Finnish people love and value forests, but also benefit from them – sustainably

Children picking bilberries in the forest

Photo: Katri Lehtola


With more than 70% of its area covered by trees, Finland is Europe’s most forested country. This has always formed the basis of the Finnish way of life. Finland’s rise to prosperity is based on expertise in using renewable natural resources sustainably. Every Finn truly has an individual connection to forests; more than 80% of Finnish people say the forest is important to them.

Finns feel safe in the forest. They go there to relax and to feel a connection with nature. A desire to preserve nature also figures strongly in Finnish people’s relationship to the forest. They associate the woods with serenity, energy, joy, security, closeness and togetherness.

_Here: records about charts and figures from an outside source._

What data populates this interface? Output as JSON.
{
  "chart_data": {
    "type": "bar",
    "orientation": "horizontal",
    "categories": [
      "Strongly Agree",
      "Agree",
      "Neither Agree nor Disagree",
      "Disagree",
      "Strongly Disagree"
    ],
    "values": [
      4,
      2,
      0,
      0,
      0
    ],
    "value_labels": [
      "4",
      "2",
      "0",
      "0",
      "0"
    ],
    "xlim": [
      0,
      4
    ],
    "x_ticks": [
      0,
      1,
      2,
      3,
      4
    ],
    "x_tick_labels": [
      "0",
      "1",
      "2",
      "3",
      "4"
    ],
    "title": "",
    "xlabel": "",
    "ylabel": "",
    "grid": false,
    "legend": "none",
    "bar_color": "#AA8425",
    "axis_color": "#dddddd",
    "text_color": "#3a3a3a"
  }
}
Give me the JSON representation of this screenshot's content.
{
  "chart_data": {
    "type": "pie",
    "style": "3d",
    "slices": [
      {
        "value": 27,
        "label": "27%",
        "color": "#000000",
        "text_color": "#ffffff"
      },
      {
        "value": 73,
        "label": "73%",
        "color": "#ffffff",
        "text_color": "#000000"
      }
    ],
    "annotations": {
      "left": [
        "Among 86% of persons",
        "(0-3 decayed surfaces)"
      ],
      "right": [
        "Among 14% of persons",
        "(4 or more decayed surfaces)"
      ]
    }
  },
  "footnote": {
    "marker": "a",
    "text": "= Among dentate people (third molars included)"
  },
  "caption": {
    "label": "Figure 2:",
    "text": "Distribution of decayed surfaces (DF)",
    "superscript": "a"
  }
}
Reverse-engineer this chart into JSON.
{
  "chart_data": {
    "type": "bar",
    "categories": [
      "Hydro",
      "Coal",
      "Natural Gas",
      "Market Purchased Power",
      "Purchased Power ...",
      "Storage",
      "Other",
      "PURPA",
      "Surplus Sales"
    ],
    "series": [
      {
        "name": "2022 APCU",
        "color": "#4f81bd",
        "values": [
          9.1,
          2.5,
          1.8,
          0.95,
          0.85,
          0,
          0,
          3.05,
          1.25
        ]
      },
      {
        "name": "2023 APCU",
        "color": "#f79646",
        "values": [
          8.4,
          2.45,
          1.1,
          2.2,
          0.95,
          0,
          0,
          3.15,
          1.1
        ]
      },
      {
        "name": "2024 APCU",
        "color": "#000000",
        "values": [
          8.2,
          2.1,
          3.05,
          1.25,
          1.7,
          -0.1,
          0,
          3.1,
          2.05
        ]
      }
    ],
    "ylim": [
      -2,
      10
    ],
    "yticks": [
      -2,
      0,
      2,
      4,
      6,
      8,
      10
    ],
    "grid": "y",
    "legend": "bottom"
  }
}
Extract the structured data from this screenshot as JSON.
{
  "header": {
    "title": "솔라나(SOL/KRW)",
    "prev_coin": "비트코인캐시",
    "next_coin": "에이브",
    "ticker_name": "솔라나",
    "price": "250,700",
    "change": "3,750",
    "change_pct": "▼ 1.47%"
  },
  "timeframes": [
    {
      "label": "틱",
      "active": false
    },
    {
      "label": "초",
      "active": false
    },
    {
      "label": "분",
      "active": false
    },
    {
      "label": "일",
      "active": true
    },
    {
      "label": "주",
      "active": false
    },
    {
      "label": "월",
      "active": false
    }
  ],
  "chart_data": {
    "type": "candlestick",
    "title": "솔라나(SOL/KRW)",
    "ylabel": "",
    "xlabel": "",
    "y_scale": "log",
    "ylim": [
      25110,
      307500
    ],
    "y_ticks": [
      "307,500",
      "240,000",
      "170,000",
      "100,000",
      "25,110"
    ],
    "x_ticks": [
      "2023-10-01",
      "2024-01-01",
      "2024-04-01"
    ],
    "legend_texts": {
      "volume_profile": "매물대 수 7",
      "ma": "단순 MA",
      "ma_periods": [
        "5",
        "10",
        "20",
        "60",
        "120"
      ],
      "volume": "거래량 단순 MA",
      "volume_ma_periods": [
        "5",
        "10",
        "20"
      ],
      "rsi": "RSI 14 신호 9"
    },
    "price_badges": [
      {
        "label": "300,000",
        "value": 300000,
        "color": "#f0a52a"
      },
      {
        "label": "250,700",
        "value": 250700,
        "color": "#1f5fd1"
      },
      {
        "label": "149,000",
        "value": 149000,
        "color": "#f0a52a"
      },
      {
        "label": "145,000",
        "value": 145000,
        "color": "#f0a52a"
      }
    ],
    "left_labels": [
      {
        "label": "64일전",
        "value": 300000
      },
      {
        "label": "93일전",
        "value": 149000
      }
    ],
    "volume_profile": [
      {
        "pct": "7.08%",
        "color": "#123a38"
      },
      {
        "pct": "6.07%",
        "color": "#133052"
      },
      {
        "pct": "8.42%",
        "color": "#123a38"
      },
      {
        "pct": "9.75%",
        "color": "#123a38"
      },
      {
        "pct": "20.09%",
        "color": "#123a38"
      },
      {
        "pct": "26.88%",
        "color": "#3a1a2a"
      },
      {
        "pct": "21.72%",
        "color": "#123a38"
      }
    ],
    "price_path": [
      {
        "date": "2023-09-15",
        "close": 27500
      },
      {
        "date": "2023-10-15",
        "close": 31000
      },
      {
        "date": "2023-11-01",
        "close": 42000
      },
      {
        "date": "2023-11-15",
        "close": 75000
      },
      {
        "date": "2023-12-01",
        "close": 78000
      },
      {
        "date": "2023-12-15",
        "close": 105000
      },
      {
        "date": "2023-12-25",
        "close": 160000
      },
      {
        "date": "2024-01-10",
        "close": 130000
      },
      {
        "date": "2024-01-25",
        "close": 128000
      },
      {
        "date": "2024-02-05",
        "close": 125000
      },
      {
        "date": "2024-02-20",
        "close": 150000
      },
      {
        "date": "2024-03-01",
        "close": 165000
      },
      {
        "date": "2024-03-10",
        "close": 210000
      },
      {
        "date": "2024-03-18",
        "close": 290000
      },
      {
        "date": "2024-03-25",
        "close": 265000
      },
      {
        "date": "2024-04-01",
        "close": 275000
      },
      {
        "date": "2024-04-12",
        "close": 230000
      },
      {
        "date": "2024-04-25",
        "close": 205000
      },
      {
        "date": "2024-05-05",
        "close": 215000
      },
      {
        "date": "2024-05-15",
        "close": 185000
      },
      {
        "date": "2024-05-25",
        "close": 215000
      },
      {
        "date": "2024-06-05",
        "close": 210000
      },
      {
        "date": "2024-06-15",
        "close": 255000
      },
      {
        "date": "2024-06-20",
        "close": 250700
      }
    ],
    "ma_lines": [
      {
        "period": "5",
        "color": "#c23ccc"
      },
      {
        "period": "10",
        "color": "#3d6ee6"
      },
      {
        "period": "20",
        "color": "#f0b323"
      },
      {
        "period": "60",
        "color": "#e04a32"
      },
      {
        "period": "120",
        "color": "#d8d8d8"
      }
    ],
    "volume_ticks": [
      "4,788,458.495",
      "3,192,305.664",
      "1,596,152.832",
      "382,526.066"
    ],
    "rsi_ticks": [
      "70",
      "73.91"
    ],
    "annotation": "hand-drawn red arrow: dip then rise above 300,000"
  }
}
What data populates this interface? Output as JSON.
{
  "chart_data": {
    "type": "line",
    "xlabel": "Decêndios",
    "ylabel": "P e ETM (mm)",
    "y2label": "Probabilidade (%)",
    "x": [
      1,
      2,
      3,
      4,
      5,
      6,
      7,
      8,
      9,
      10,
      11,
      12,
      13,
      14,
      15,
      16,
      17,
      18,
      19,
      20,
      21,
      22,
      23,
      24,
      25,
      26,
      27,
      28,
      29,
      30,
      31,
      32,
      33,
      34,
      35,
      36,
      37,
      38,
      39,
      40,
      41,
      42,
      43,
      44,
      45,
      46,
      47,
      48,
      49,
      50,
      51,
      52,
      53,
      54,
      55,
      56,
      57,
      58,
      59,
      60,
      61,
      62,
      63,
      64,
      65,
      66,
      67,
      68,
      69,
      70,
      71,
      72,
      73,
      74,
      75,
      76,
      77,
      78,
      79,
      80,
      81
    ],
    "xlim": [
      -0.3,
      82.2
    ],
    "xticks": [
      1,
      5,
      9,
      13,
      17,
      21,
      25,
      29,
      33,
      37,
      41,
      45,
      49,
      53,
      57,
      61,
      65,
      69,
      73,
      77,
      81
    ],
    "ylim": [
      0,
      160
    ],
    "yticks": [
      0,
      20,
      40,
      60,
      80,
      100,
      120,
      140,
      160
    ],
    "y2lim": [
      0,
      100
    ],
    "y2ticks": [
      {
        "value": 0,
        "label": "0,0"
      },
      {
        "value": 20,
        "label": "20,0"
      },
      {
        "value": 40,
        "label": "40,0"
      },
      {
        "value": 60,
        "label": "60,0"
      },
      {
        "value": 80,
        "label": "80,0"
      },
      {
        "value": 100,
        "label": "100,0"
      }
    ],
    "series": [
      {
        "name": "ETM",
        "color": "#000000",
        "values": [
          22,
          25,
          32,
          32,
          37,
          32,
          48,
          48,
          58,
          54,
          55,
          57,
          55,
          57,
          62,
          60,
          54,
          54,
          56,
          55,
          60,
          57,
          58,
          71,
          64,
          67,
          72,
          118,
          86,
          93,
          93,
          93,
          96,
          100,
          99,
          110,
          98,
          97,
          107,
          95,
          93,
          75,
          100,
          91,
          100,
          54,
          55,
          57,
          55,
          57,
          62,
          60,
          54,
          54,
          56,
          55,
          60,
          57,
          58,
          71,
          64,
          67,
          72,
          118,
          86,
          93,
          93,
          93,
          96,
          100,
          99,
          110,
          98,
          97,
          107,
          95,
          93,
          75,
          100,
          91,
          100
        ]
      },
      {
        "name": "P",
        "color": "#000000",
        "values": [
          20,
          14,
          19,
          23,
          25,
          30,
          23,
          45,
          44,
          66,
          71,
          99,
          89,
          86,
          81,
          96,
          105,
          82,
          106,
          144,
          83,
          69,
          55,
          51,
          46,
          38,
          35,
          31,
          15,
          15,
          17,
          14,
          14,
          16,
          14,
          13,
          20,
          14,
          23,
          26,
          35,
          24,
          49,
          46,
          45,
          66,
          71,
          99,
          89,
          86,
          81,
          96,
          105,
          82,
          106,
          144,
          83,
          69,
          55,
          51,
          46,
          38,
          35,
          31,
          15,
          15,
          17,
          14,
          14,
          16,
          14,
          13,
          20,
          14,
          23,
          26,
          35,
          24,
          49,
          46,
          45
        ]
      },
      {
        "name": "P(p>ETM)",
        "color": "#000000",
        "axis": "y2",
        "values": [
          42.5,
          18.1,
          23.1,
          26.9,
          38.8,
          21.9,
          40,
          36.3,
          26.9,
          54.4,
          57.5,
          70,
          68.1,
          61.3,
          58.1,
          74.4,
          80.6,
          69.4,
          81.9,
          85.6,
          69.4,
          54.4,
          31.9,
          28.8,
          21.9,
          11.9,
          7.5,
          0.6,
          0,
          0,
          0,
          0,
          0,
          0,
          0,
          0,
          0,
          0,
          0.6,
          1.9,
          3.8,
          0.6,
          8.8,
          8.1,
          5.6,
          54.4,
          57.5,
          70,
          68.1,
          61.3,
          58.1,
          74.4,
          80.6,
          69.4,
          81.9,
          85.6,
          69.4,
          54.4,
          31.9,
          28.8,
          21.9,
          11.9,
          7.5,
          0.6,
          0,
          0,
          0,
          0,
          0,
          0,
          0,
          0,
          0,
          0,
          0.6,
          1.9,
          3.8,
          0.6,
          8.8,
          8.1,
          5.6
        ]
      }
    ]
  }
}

Forests belong to everyone. The Finnish concept of Everyman’s Right means that anybody may hike, camp, and gather mushrooms and berries in any forest, regardless of who owns it. Two-thirds of Finnish forests are owned by ordinary families. This means one in five Finnish citizens owns forest land, accounting for over 80% of the wood used by the forest industry.

Finland is a world leader in sustainable forest management. Commercial forestry must take into account forest biodiversity and carbon sinks. There’s a policy of planting three seedlings for every tree harvested, and logging never exceeds forest growth. Around 12% (2.7 million hectares) of Finnish forest is protected. The voluntary METSO forest biodiversity program compensates private forest owners for conservation measures.

Finns love and value forests, but also benefit from them – sustainably.